The key difference is in the signing. The widget uses SHA256(botToken) as the secret, then HMAC-SHA256(dataCheckString, secretKey); the Mini App's init data uses a different secret β€” HMAC(botToken) keyed with the constant WebAppData. Because the authorizations differ, we chose to split the methods. We wanted to avoid the classic development situation: fix one thing, break another. Changes to one authorization will not affect the other.

The rest is similar between the two: build a data-check-string from the present fields, sorted alphabetically and joined with \n (hash excluded), and return 403 if auth_date is older than 24 hours. The exact and current rules for both schemes are in Telegram's docs.

Because ValidateWidgetData returns a MiniAppUser object, everything from there works exactly as it does in the Mini App. The object is used to issue a JWT, which is returned to the frontend. The frontend adds an Authorization: Bearer {key} header to every backend call, and the request is treated as authenticated.

After login the app does not depend on Telegram

Since the app was already a public web address β€” just hidden from outside eyes, opening only from the Telegram Mini App β€” all that was left was to share it with users.
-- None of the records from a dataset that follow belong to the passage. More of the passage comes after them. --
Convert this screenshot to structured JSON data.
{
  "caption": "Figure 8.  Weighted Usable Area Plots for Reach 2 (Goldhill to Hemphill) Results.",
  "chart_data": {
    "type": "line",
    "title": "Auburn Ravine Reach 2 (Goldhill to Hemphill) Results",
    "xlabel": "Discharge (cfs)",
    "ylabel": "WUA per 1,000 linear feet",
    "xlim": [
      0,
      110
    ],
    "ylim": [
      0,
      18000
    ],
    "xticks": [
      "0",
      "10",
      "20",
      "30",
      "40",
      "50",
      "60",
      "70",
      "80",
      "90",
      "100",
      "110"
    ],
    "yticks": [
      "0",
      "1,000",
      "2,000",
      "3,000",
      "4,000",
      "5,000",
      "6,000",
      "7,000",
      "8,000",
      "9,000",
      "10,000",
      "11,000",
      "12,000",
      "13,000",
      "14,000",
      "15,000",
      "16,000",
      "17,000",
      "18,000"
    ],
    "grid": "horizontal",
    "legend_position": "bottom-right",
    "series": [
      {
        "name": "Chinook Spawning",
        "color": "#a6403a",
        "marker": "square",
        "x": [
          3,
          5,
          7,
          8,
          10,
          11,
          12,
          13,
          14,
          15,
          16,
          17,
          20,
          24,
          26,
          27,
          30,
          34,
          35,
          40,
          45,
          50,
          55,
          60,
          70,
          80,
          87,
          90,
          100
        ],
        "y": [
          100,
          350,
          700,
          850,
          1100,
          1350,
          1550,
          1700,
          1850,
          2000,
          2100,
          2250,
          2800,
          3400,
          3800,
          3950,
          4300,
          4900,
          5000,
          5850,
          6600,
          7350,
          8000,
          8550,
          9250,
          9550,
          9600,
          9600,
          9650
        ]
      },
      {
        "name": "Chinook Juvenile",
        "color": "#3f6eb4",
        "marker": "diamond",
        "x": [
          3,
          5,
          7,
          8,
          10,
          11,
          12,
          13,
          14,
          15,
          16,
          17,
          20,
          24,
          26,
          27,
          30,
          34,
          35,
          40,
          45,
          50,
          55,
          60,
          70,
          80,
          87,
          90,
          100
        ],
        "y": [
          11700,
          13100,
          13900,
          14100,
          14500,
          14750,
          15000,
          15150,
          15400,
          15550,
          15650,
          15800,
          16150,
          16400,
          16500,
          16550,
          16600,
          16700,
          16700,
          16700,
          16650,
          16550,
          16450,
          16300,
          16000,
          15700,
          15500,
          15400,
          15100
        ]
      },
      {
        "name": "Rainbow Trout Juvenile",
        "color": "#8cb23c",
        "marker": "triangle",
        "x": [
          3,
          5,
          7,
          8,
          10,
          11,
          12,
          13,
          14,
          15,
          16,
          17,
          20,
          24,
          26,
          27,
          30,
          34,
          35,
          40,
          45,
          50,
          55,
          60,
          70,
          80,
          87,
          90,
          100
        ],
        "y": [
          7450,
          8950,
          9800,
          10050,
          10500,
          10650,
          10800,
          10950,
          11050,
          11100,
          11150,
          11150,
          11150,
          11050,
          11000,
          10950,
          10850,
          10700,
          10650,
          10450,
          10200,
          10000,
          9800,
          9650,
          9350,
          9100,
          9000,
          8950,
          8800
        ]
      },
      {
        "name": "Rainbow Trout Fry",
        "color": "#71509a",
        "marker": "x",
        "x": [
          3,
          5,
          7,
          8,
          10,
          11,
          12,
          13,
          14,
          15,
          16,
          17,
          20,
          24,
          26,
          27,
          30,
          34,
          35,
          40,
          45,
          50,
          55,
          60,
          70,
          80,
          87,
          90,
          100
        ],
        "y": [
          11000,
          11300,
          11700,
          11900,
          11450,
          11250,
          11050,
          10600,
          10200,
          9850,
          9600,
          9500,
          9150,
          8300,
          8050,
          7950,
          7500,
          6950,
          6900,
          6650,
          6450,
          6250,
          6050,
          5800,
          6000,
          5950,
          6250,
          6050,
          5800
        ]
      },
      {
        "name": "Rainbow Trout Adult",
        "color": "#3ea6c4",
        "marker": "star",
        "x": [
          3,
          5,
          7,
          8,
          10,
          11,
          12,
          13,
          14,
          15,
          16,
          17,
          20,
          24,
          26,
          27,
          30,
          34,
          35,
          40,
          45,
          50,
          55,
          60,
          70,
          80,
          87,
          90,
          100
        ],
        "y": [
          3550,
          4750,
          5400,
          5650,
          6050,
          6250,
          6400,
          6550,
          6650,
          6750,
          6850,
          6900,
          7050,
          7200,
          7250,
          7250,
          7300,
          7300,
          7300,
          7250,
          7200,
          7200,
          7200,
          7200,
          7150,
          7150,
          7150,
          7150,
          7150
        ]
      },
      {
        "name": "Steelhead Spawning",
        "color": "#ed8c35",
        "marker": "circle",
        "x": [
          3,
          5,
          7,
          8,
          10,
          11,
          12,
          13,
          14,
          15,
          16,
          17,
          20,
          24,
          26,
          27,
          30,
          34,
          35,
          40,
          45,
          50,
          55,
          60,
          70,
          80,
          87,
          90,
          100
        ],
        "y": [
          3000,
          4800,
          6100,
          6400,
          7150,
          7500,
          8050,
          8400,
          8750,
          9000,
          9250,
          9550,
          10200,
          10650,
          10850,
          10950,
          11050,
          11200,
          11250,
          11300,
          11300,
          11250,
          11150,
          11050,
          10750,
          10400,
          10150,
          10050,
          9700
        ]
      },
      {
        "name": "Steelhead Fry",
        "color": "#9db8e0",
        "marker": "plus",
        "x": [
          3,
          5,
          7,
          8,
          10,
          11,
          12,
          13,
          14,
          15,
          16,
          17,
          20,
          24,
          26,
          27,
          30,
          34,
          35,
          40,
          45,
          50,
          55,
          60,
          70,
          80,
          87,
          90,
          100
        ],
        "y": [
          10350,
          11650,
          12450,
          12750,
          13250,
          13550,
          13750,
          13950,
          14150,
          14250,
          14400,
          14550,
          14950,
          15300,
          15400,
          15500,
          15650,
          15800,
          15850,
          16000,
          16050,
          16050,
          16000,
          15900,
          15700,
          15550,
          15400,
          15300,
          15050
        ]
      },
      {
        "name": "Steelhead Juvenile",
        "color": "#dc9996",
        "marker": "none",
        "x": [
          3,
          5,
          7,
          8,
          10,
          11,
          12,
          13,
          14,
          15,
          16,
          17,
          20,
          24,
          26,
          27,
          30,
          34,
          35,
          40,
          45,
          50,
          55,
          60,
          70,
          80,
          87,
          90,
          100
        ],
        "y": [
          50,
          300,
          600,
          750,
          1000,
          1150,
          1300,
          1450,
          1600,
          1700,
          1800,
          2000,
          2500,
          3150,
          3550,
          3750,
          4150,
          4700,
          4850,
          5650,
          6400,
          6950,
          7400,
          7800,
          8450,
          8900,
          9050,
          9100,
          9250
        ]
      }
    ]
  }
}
As a bonus, we suddenly realised the app can run in a browser without Telegram at all, once past login. The resulting architecture β€” which separates the internal user_id from telegram_user_id, and system issues from telegram_messages β€” would let us add Google login in the future, or create new issues from a Slack message, or build some other integration, without any large refactoring.

Conclusions

The web version now has authentication and can be opened in a browser β€” exactly what users asked for. Adding it touched only one endpoint and one method β€” Authenticate and ValidateWidgetData on the backend, plus the login page on the frontend.

What comes next

As the developers and at the same time some of the most active users of Laraue Boards, we ran into an inconvenience β€” epics alone were not enough to separate issues. Epics tied to personal life ended up next to project activities, and we wanted to keep them apart. The solution was to add spaces β€” groups of epics belonging to one project. That way you could have a separate space for personal activities and a separate one for project work.